As Clements continued to protest for the Bidet to be brought to America, French authorities arrived and began to apprehend him. The junior accounting major was deported back to the States by the next morning, much to the chagrin of his friends, family and fellow students.
Students at the College gathered on Quimby’s Prairie grasping picket signs and setting up camp, insisting that the institution give into Clements’ pleas and install Bidets in some of the bathrooms.
“I never thought that this nation would stoop so low as to keep us from experiencing the glory of the Bidet!” shouted Terrence Hope, a sophomore political science major.
“This is outrageous. I am indeed angry.

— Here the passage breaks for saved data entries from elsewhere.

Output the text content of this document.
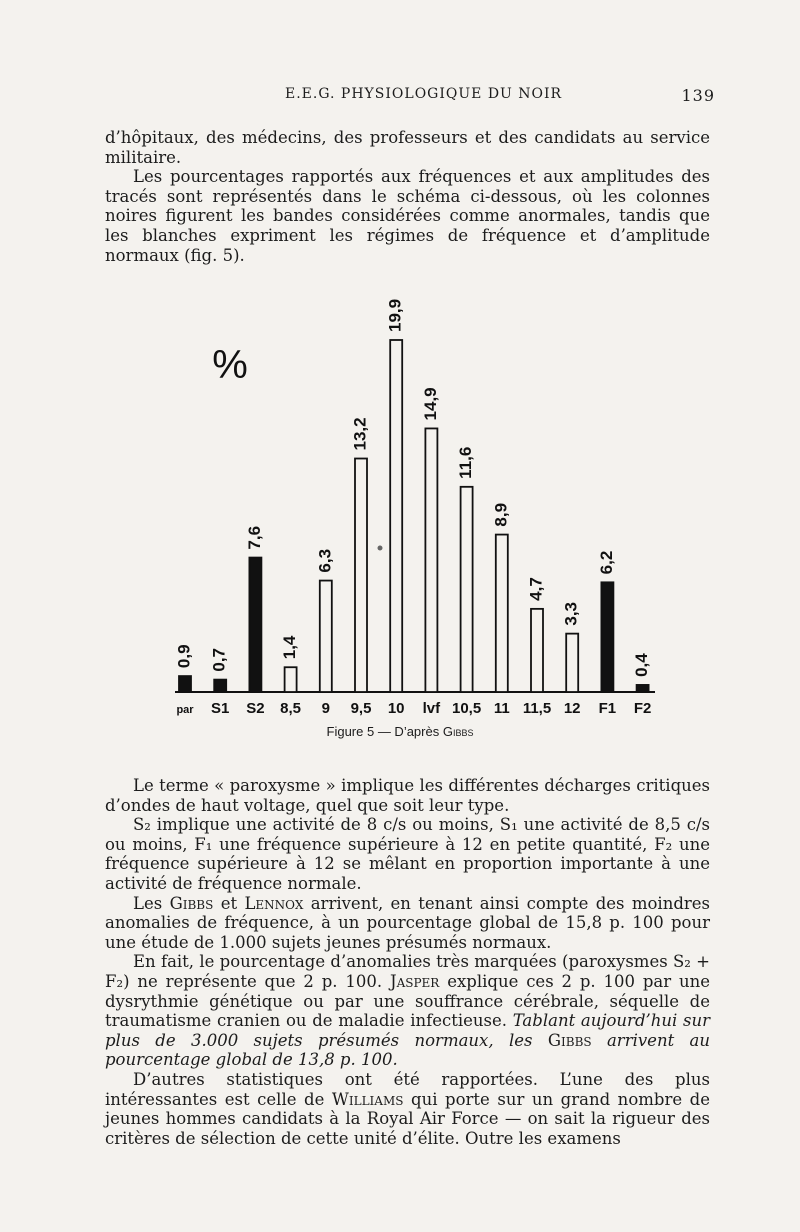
E.E.G. PHYSIOLOGIQUE DU NOIR	139

d’hôpitaux, des médecins, des professeurs et des candidats au service militaire.

Les pourcentages rapportés aux fréquences et aux amplitudes des tracés sont représentés dans le schéma ci-dessous, où les colonnes noires figurent les bandes considérées comme anormales, tandis que les blanches expriment les régimes de fréquence et d’amplitude normaux (fig. 5).

%
0,9
par
0,7
S1
7,6
S2
1,4
8,5
6,3
9
13,2
9,5
19,9
10
14,9
lvf
11,6
10,5
8,9
11
4,7
11,5
3,3
12
6,2
F1
0,4
F2
Figure 5 — D’après Gibbs

Le terme « paroxysme » implique les différentes décharges critiques d’ondes de haut voltage, quel que soit leur type.

S₂ implique une activité de 8 c/s ou moins, S₁ une activité de 8,5 c/s ou moins, F₁ une fréquence supérieure à 12 en petite quantité, F₂ une fréquence supérieure à 12 se mêlant en proportion importante à une activité de fréquence normale.

Les Gibbs et Lennox arrivent, en tenant ainsi compte des moindres anomalies de fréquence, à un pourcentage global de 15,8 p. 100 pour une étude de 1.000 sujets jeunes présumés normaux.

En fait, le pourcentage d’anomalies très marquées (paroxysmes S₂ + F₂) ne représente que 2 p. 100. Jasper explique ces 2 p. 100 par une dysrythmie génétique ou par une souffrance cérébrale, séquelle de traumatisme cranien ou de maladie infectieuse. Tablant aujourd’hui sur plus de 3.000 sujets présumés normaux, les Gibbs arrivent au pourcentage global de 13,8 p. 100.

D’autres statistiques ont été rapportées. L’une des plus intéressantes est celle de Williams qui porte sur un grand nombre de jeunes hommes candidats à la Royal Air Force — on sait la rigueur des critères de sélection de cette unité d’élite. Outre les examens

Frick dude!! I HATE TOILET PAPER,” added Avery Bottleroquet, a sophomore biology major.
Although most students seemed unanimously for the Pro-Bidet Movement, a few dissenters of Clements and his ideology made their way onto the scene.
“Wait, what? I thought this was Fall Fest,” said Bert Moore, a freshman open options major. “Is this not Fall Fest? Then why did I pay $20 to get in here?”
As Clements currently awaits trial in international court, students continue to fight for the Bidet and its miracles. While Clements may have the right to remain silent, the student body is making sure his report of foreign discovery is heard loud and clear.